Warten auf den Schmetterling

Mit Orchideen und Insekten erklärte Charles Darwin die Evolution. Eine preis­gekrönte Show zeigt die Blumen in ihrer vielfältigen Pracht.


Im Botanischen Garten der Kieler Uni gedeihen viele Orchideen-Arten, hier ein Exemplar der Gattung Masdevallia. Foto: CAU / Botanischer Garten

Rund 23.000 Orchideen-Arten auf der ganzen Welt sind heute bekannt. Seltene Sorten werden zu Höchstpreisen gehandelt, Züchtungen für ein paar Euro in jedem Gartenmarkt angeboten. Bereits zu Lebzeiten von Charles Darwin (1809–1882) waren die Menschen von der Schönheit dieser Blumen begeistert. »Eine Untersuchung ihrer vielen schönen Vorrichtungen wird in den meisten Menschen größere Achtung für das ganze Pflanzenreich bewirken«, schreibt Darwin daher in der Einführung zu seinem 1862 erschienen Orchideen-Buch. Es belegte mit praktischen Beispielen die Thesen, die er zuvor in seinem bahnbrechenden Werk »On the origin of species« (»Die Entstehung der Arten«) aufgestellt hatte.

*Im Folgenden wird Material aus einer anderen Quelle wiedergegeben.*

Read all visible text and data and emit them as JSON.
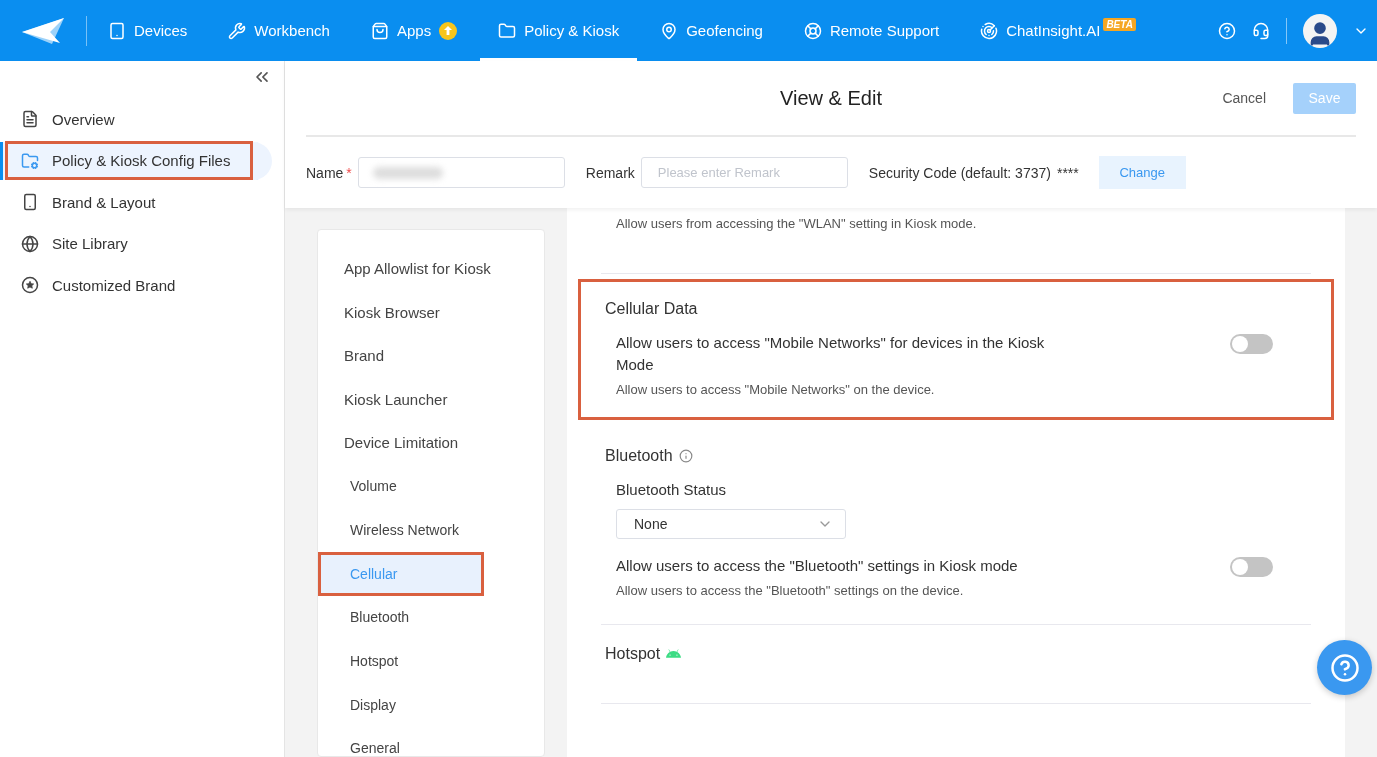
{
  "nav": {
    "items": [
      {
        "label": "Devices",
        "selected": false,
        "update_available": false
      },
      {
        "label": "Workbench",
        "selected": false,
        "update_available": false
      },
      {
        "label": "Apps",
        "selected": false,
        "update_available": true
      },
      {
        "label": "Policy & Kiosk",
        "selected": true,
        "update_available": false
      },
      {
        "label": "Geofencing",
        "selected": false,
        "update_available": false
      },
      {
        "label": "Remote Support",
        "selected": false,
        "update_available": false
      },
      {
        "label": "ChatInsight.AI",
        "selected": false,
        "update_available": false,
        "badge": "BETA"
      }
    ]
  },
  "sidebar": {
    "items": [
      {
        "label": "Overview",
        "selected": false,
        "annotated": false
      },
      {
        "label": "Policy & Kiosk Config Files",
        "selected": true,
        "annotated": true
      },
      {
        "label": "Brand & Layout",
        "selected": false,
        "annotated": false
      },
      {
        "label": "Site Library",
        "selected": false,
        "annotated": false
      },
      {
        "label": "Customized Brand",
        "selected": false,
        "annotated": false
      }
    ]
  },
  "header": {
    "title": "View & Edit",
    "cancel": "Cancel",
    "save": "Save",
    "save_disabled": true
  },
  "form": {
    "name_label": "Name",
    "name_required": true,
    "required_mark": "*",
    "remark_label": "Remark",
    "remark_placeholder": "Please enter Remark",
    "security_label": "Security Code (default: 3737)",
    "security_mask": "****",
    "change_button": "Change"
  },
  "subnav": {
    "items": [
      {
        "label": "App Allowlist for Kiosk",
        "selected": false,
        "annotated": false
      },
      {
        "label": "Kiosk Browser",
        "selected": false,
        "annotated": false
      },
      {
        "label": "Brand",
        "selected": false,
        "annotated": false
      },
      {
        "label": "Kiosk Launcher",
        "selected": false,
        "annotated": false
      },
      {
        "label": "Device Limitation",
        "selected": false,
        "annotated": false,
        "children": [
          {
            "label": "Volume",
            "selected": false,
            "annotated": false
          },
          {
            "label": "Wireless Network",
            "selected": false,
            "annotated": false
          },
          {
            "label": "Cellular",
            "selected": true,
            "annotated": true
          },
          {
            "label": "Bluetooth",
            "selected": false,
            "annotated": false
          },
          {
            "label": "Hotspot",
            "selected": false,
            "annotated": false
          },
          {
            "label": "Display",
            "selected": false,
            "annotated": false
          },
          {
            "label": "General",
            "selected": false,
            "annotated": false
          }
        ]
      }
    ]
  },
  "sections": [
    {
      "annotated": false,
      "rows": [
        {
          "kind": "note",
          "description": "Allow users from accessing the \"WLAN\" setting in Kiosk mode."
        }
      ]
    },
    {
      "title": "Cellular Data",
      "annotated": true,
      "info": false,
      "android": false,
      "rows": [
        {
          "kind": "toggle",
          "label": "Allow users to access \"Mobile Networks\" for devices in the Kiosk Mode",
          "description": "Allow users to access \"Mobile Networks\" on the device.",
          "on": false
        }
      ]
    },
    {
      "title": "Bluetooth",
      "annotated": false,
      "info": true,
      "android": false,
      "rows": [
        {
          "kind": "select",
          "label": "Bluetooth Status",
          "value": "None"
        },
        {
          "kind": "toggle",
          "label": "Allow users to access the \"Bluetooth\" settings in Kiosk mode",
          "description": "Allow users to access the \"Bluetooth\" settings on the device.",
          "on": false
        }
      ]
    },
    {
      "title": "Hotspot",
      "annotated": false,
      "info": false,
      "android": true
    }
  ]
}
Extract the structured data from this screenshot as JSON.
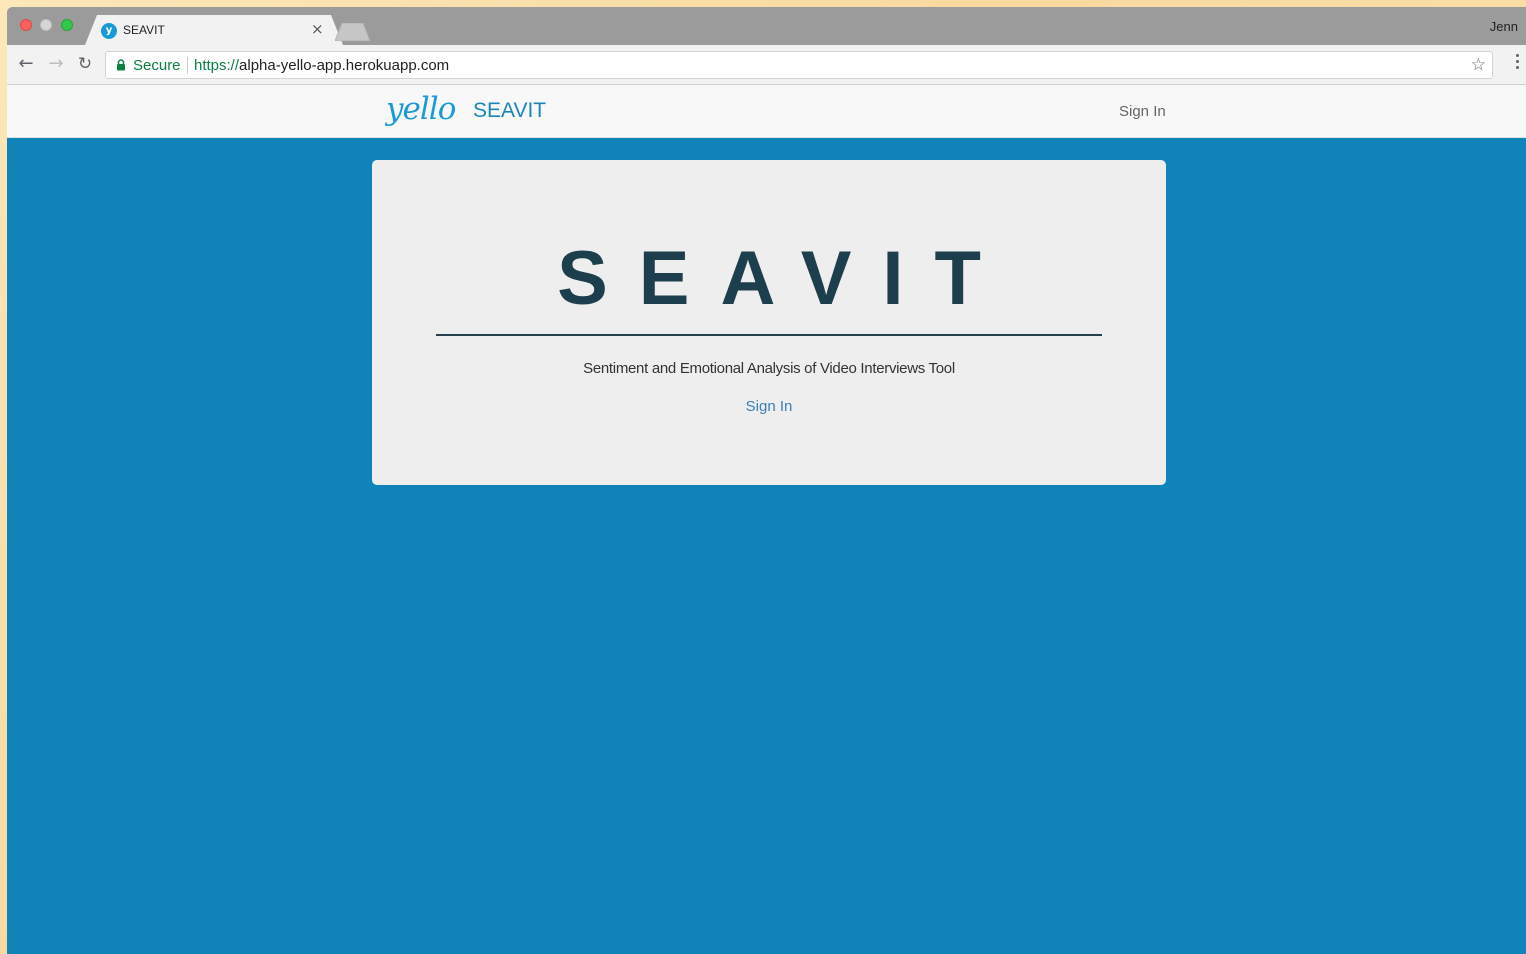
{
  "browser": {
    "tab_title": "SEAVIT",
    "tab_favicon_letter": "y",
    "tab_close": "×",
    "profile_name": "Jenn",
    "secure_label": "Secure",
    "url_scheme": "https://",
    "url_host": "alpha-yello-app.herokuapp.com",
    "icons": [
      "back-arrow-icon",
      "forward-arrow-icon",
      "reload-icon",
      "lock-icon",
      "star-icon",
      "menu-icon"
    ]
  },
  "navbar": {
    "logo_text": "yello",
    "brand_name": "SEAVIT",
    "sign_in_label": "Sign In"
  },
  "hero": {
    "title": "SEAVIT",
    "subtitle": "Sentiment and Emotional Analysis of Video Interviews Tool",
    "sign_in_link": "Sign In"
  },
  "colors": {
    "page_background": "#1084b8",
    "brand_blue": "#1a9ad6",
    "title_color": "#1d3e4c",
    "link_color": "#3b7fb3",
    "secure_green": "#0b8043"
  }
}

»Orchideen sind die größte Familie des Pflanzenreichs «, sagt Dr. Martin Nickol, Kustos des Botanischen Gartens an der Kieler Universität. »Sie haben alle den gleichen Bauplan, unterscheiden sich aber in ihrer Größe, in den Farben, in den Proportionen.« Darwin habe wissen wollen, warum es diese große Vielfalt gibt. »Damals galt ja noch die Vorstellung, dass Gott jede Pflanze perfekt erschaffen habe«, so Nickol weiter. »Aber Darwin fiel auf, dass man in den Formen eine Entwicklung sehen konnte.«

Es war nicht allein ihre Schönheit, die Darwin zu den Orchideen zog. »Angefangen hat es mit einem Spaziergang im englischen Kent«, erzählt Nickol. »Darwin sah, dass eine Pyramidenorchidee frühmorgens von Insekten besucht wurde – und dann lange nicht mehr.« Weil er überzeugt war, dass Insekten sinnvoll handeln, ging Darwin der Sache auf den Grund. Dafür ließ er sich von überallher Orchideen schicken, die er in seinen Treibhäusern beobachtete, künstlich vermehrte und mikroskopierte. »Er fand heraus, dass die Insekten in den Blüten sehr sinnvoll geleitet wurden und sie so bestäubten«, so Nickol weiter. »Es war nur ein Besuch der Insekten nötig, weil jede Orchidee ihren ganzen Pollenvorrat einem einzigen Insekt gibt.«

Im Zuge seiner Beobachtungen lernte Darwin das Leben der Orchideen so gut kennen, dass er neue Thesen aufstellte. »Er konnte zum Beispiel am Sporn der Orchidee erkennen, welches Insekt sie bestäubt«, erklärt Nickol. Bekannt ist das Beispiel des »Sterns von Madagaskar« (Angraecum sesquipedale) mit einem bis zu 40 Zentimeter langen Sporn. »Darwin sagte voraus, dass es einen Schmetterling mit einem entsprechend langen Saugrüssel geben müsse«, so Nickol. »Der wurde viele Jahre nach seinem Tod tatsächlich entdeckt.« Zu Ehren Darwins erhielt der Schwärmer (Xanthopan morganii) als letzten Teil seines botanischen Namens den Zusatz praedicta – Vorhergesagter.

Eva-Maria Karpf
Eine Koproduktion von Universität und Fachhochschule
führt die Zuschauer im Mediendom in die Welt von Charles Darwin ein. Die Produktion wurde mit 100.000 Euro von der Volkswagen-Stiftung gefördert. Ihre visuelle Dramaturgie entwickelte der Designer Ralph Heinsohn, der seit Jahren mit dem Mediendom zusammenarbeitet. Er hatte unter anderem die Idee, Pflanzen und Tiere aus gefalteten Buchseiten entstehen zu lassen. Für das ganzheitliche visuelle Konzept erhielt die Show mehrere Design-Preise, zuletzt den »Red Dot Award« und den »DDC – Gute Gestaltung 11«.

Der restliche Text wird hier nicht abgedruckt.